Adade J.S.C. delivered the judgment of the court. Section 10 (7) of the Courts Act, 1971 (Act 372) stipulates that:
“7. The Court of Appeal shall not entertain any appeal unless the appellant has fulfilled all the conditions [of appeal] prescribed by the Rules of Court."
(The emphasis is ours.) The said conditions of appeal require, inter alia, that the appellant shall file a notice of appeal within the prescribed [p.403] time as provided by rule 10 of the Supreme Court Rules, 1962 (L.I. 218), and, in addition, fulfil the conditions imposed by the registrar of the trial court at the time of settling the record of appeal, viz:
"(a) that the appellant shall as provided by L.I. 218, r. 12 (4) ‘deposit ... a sum ... to cover the estimated expense of making up and forwarding the record of appeal …’and in addition,
(b) in compliance with L.I. 218, r. 13 deposit such sum . . . or give security therefore by signing a bond . . . for the due prosecution of the appeal and for the payment of any costs which may be ordered to be paid by the appellant."

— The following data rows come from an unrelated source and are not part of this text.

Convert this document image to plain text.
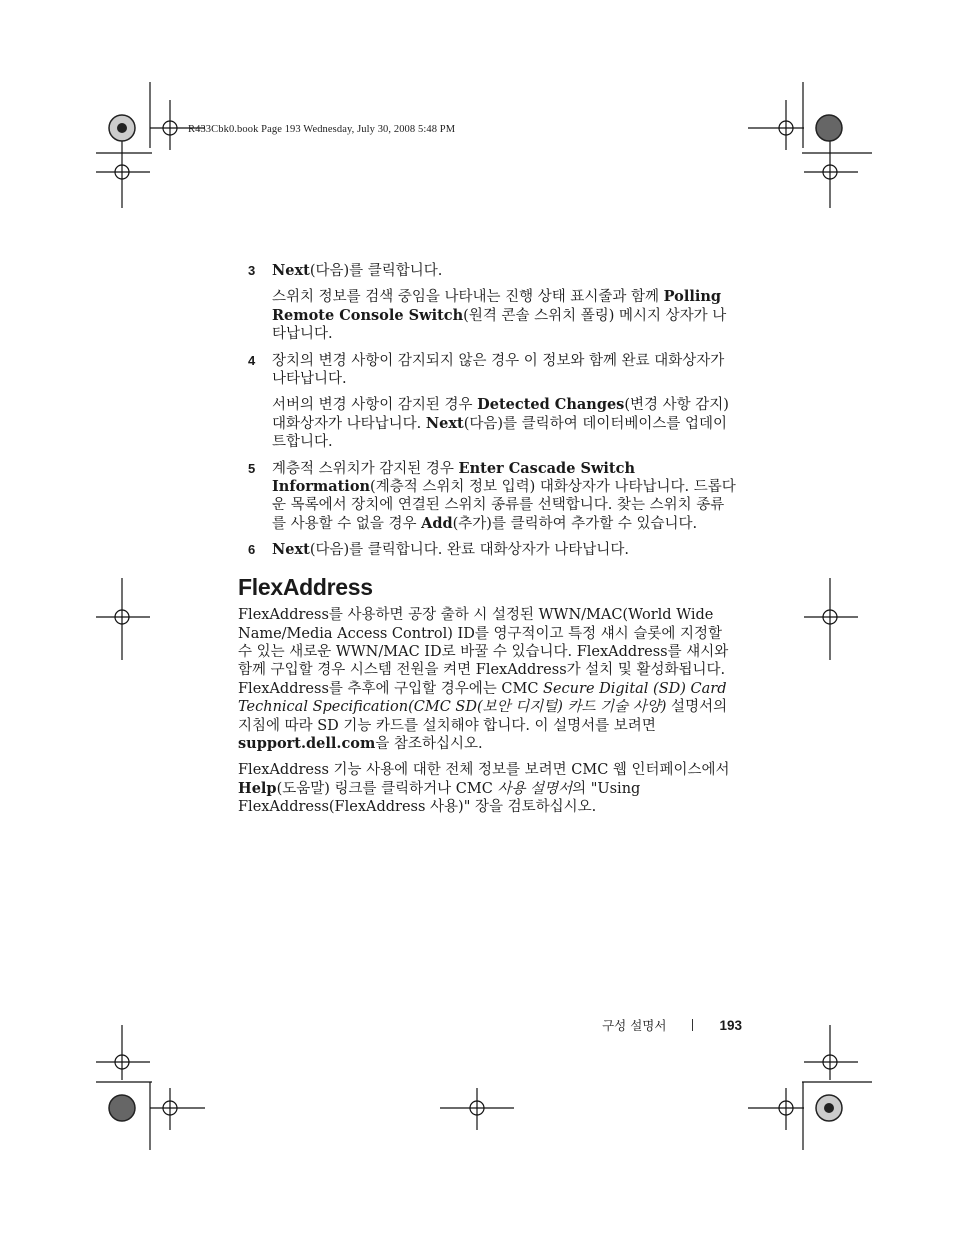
R433Cbk0.book Page 193 Wednesday, July 30, 2008 5:48 PM
3 Next(다음)를 클릭합니다.

스위치 정보를 검색 중임을 나타내는 진행 상태 표시줄과 함께 Polling Remote Console Switch(원격 콘솔 스위치 폴링) 메시지 상자가 나타납니다.

4 장치의 변경 사항이 감지되지 않은 경우 이 정보와 함께 완료 대화상자가 나타납니다.

서버의 변경 사항이 감지된 경우 Detected Changes(변경 사항 감지) 대화상자가 나타납니다. Next(다음)를 클릭하여 데이터베이스를 업데이트합니다.

5 계층적 스위치가 감지된 경우 Enter Cascade Switch Information(계층적 스위치 정보 입력) 대화상자가 나타납니다. 드롭다운 목록에서 장치에 연결된 스위치 종류를 선택합니다. 찾는 스위치 종류를 사용할 수 없을 경우 Add(추가)를 클릭하여 추가할 수 있습니다.

6 Next(다음)를 클릭합니다. 완료 대화상자가 나타납니다.

FlexAddress

FlexAddress를 사용하면 공장 출하 시 설정된 WWN/MAC(World Wide Name/Media Access Control) ID를 영구적이고 특정 섀시 슬롯에 지정할 수 있는 새로운 WWN/MAC ID로 바꿀 수 있습니다. FlexAddress를 섀시와 함께 구입할 경우 시스템 전원을 켜면 FlexAddress가 설치 및 활성화됩니다. FlexAddress를 추후에 구입할 경우에는 CMC Secure Digital (SD) Card Technical Specification(CMC SD(보안 디지털) 카드 기술 사양) 설명서의 지침에 따라 SD 기능 카드를 설치해야 합니다. 이 설명서를 보려면 support.dell.com을 참조하십시오.

FlexAddress 기능 사용에 대한 전체 정보를 보려면 CMC 웹 인터페이스에서 Help(도움말) 링크를 클릭하거나 CMC 사용 설명서의 "Using FlexAddress(FlexAddress 사용)" 장을 검토하십시오.

구성 설명서	193
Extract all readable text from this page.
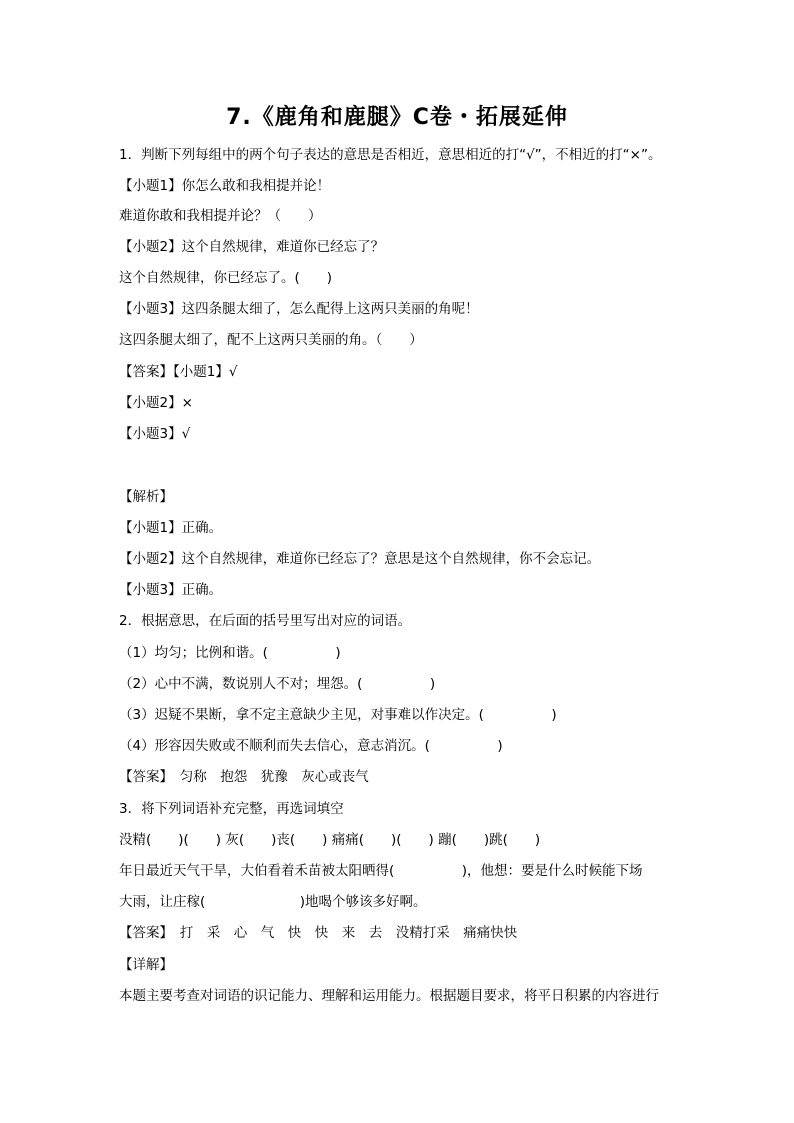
7.《鹿角和鹿腿》C卷・拓展延伸
1．判断下列每组中的两个句子表达的意思是否相近，意思相近的打“√”，不相近的打“×”。
【小题1】你怎么敢和我相提并论！
难道你敢和我相提并论？（　　）
【小题2】这个自然规律，难道你已经忘了？
这个自然规律，你已经忘了。(　　)
【小题3】这四条腿太细了，怎么配得上这两只美丽的角呢！
这四条腿太细了，配不上这两只美丽的角。（　　）
【答案】【小题1】√
【小题2】×
【小题3】√
【解析】
【小题1】正确。
【小题2】这个自然规律，难道你已经忘了？意思是这个自然规律，你不会忘记。
【小题3】正确。
2．根据意思，在后面的括号里写出对应的词语。
（1）均匀；比例和谐。(　　　　　)
（2）心中不满，数说别人不对；埋怨。(　　　　　)
（3）迟疑不果断，拿不定主意缺少主见，对事难以作决定。(　　　　　)
（4）形容因失败或不顺利而失去信心，意志消沉。(　　　　　)
【答案】　匀称　抱怨　犹豫　灰心或丧气
3．将下列词语补充完整，再选词填空
没精(　　)(　　) 灰(　　)丧(　　) 痛痛(　　)(　　) 蹦(　　)跳(　　)
年日最近天气干旱，大伯看着禾苗被太阳晒得(　　　　　)，他想：要是什么时候能下场
大雨，让庄稼(　　　　　　　)地喝个够该多好啊。
【答案】　打　采　心　气　快　快　来　去　没精打采　痛痛快快
【详解】
本题主要考查对词语的识记能力、理解和运用能力。根据题目要求，将平日积累的内容进行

The registrar normally sets a time limit within which the conditions imposed by him pursuant to rules 12 (4) and 13 are to be fulfilled, usually one month.
The question posed for resolution in this ruling is: what happens if the appellant fails to fulfil the conditions imposed by the registrar under rules 12 (4) and 13 of L.I. 218, either at all or within the correct time?
In this case the Circuit Court, Tarkwa gave judgment against the defendant-appellant on 6 January 1983. She duly filed an appeal to the Court of Appeal on 18 January 1983, and on the same day filed an application at Tarkwa to stay execution of the judgment. The application was dismissed on 18 February 1983. The record of appeal was settled on 6 May 1983, at which the appellant was enjoined to deposit. ¢400 cash to cover the cost of preparing the record as required by rule 12 (4) of L.I. 218 and a further sum of ¢300 or sign a bond in lieu, for the due prosecution of the appeal as required under rule 13 of L.I. 218. The appellant was given one month, effective 6 May 1983, to fulfil these conditions. The appellant's counsel was present at the settlement. Neither the respondent nor his counsel was present. As is permitted by the rules, the appellant repeated her application for stay in the Court of Appeal. It seems that she failed to appear in the said court, which on 13 June 1983 struck it out for want of prosecution.